The well-ordered training of the company was highlighted in the finale, Stanton Welch's "Velocity," in which classic ballet techniques are combined and repurposed, sometimes with parodic intent. There was textbook presentation of positions and admirably controlled delineation of what is often presented with a *narrative scenario in the classic ballets. In "Velocity," though, we see a nicely linked abstract embodiment of elements with modernistic touches. Arms may suddenly vary from a graceful carriage to a wrenched position, palms up, elbows in, with the head thrown back. A tutu-clad dancer executes leg beats while being carried horizontally. The building blocks of dance, from illusions of weightlessness to grounded athleticism, are smoothly juxtaposed. Welch set it all to a couple of movements from the synesthetic American composer Michael Torke; the music comes out of Stravinsky and Philip Glass, with lavish orchestration suggesting Richard Strauss — quite suitable in its eclecticism to what "Velocity" seems to be about.

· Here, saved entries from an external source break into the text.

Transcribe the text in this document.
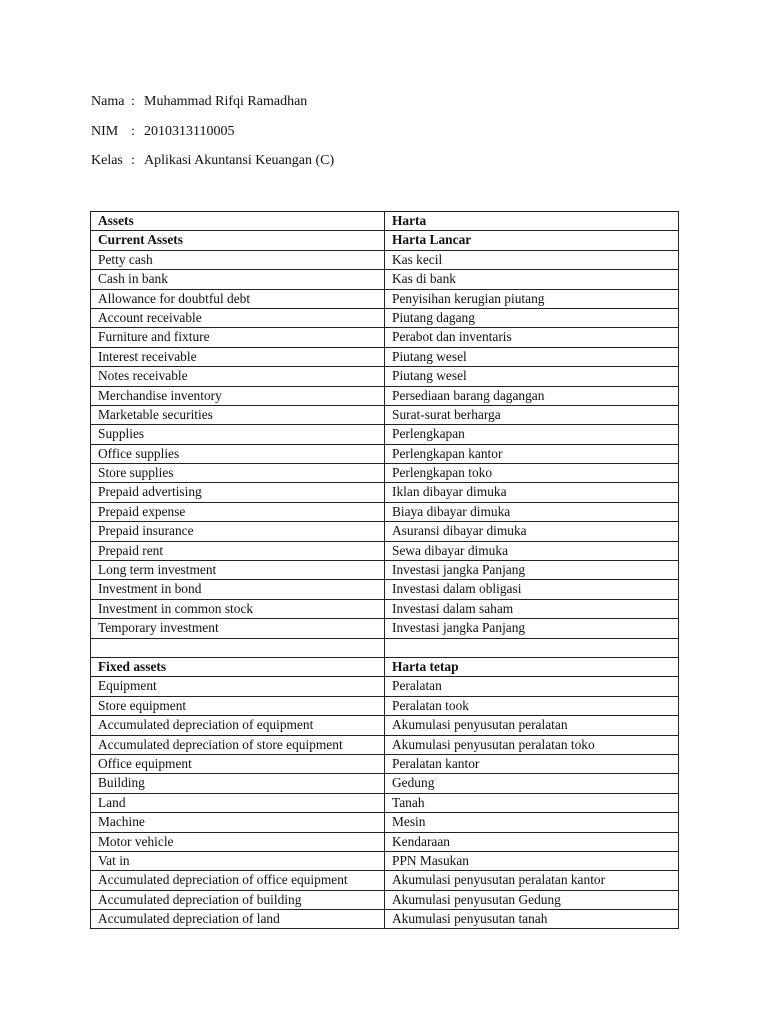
Nama : Muhammad Rifqi Ramadhan
NIM : 2010313110005
Kelas : Aplikasi Akuntansi Keuangan (C)
Assets	Harta
Current Assets	Harta Lancar
Petty cash	Kas kecil
Cash in bank	Kas di bank
Allowance for doubtful debt	Penyisihan kerugian piutang
Account receivable	Piutang dagang
Furniture and fixture	Perabot dan inventaris
Interest receivable	Piutang wesel
Notes receivable	Piutang wesel
Merchandise inventory	Persediaan barang dagangan
Marketable securities	Surat-surat berharga
Supplies	Perlengkapan
Office supplies	Perlengkapan kantor
Store supplies	Perlengkapan toko
Prepaid advertising	Iklan dibayar dimuka
Prepaid expense	Biaya dibayar dimuka
Prepaid insurance	Asuransi dibayar dimuka
Prepaid rent	Sewa dibayar dimuka
Long term investment	Investasi jangka Panjang
Investment in bond	Investasi dalam obligasi
Investment in common stock	Investasi dalam saham
Temporary investment	Investasi jangka Panjang

Fixed assets	Harta tetap
Equipment	Peralatan
Store equipment	Peralatan took
Accumulated depreciation of equipment	Akumulasi penyusutan peralatan
Accumulated depreciation of store equipment	Akumulasi penyusutan peralatan toko
Office equipment	Peralatan kantor
Building	Gedung
Land	Tanah
Machine	Mesin
Motor vehicle	Kendaraan
Vat in	PPN Masukan
Accumulated depreciation of office equipment	Akumulasi penyusutan peralatan kantor
Accumulated depreciation of building	Akumulasi penyusutan Gedung
Accumulated depreciation of land	Akumulasi penyusutan tanah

In the middle was Andrea Schermoly's "at High," a poignant piece of lamentation and adjustment drawing heavily on the spirit of its music, the lengthy "Ruhevoll (Poco adagio)" from Mahler's Symphony No. 4 in G major. A boyish central figure enters a confusing scene of people, well suited to one another but leaving him to make his own way. One physically statuesque male dancer helps him, seeming a sort of Virgilian guide to the young man's Dante. This may be importing too much to Schermoly's scenario, but then there emerges a figure, finely mediating between the two men and perhaps representing an ideal, a Beatrice. A plain white structure, a kind of mesa, is at one side of the stage to suggest a position from which the central figures get a kind of overview before they join the group. This is not Dante's more well-known view of a horrifying Inferno, but rather (echoing the meaning of the Mahler symphony) a glimpse of an inviting Paradiso. The earnestness, steady pathos, and absence of bizarre touches in this work made it a fitting companion between "Models" and "Velocity."